By the 1970s the pattern recognition crowd formalised Wald’s insight into what they called ‘empirical-risk minimisation’ where you pick the rule that makes the smallest average mistake on the data you have. Soviet theorists Vapnik and Chervonenkis famously used this idea to show how well any classifier trained on finite data can be expected to generalise.
Around the same time, the doctrine of loss minimisation found its engine. In 1974 Paul Werbos described backpropagation, the calculus trick for computing how every weight in a layered network should change to reduce a chosen loss that we discussed in AI Histories #6.

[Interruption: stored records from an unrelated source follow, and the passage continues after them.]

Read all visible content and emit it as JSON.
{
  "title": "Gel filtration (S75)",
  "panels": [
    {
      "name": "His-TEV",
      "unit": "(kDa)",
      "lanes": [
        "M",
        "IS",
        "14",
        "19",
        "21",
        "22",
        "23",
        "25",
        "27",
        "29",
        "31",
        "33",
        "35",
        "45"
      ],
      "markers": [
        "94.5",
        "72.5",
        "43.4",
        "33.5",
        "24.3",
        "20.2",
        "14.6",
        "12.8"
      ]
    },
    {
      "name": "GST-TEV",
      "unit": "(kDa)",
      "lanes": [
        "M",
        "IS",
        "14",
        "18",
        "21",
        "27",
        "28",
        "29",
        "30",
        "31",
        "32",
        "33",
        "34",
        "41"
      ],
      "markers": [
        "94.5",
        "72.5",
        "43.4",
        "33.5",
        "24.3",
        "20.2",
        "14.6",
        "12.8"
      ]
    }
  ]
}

When Rumelhart, Hinton and Williams reintroduced it in 1986 they gave neural networks a practical way to compute the loss gradient for every weight. In doing so, they turned Wald’s ‘minimise expected loss’ idea into an optimisation procedure for models with thousands (and eventually trillions) of parameters.
Wald is a curious figure in the history of thinking machines. Outside a handful of exceptions, his work is rarely discussed in the same context as the AI project that we know today. He didn’t write code, didn’t talk about consciousness, and didn’t speculate about living beside machines smarter than we are.
What he did do was lay down the logic that modern AI still follows, the stuff that deals with how to make decisions when the data is noisy and the outcome matters. But when the plane meme next appears on your timeline, remember the same logic that kept B-17 crews alive now guides the systems that millions of people use every single day.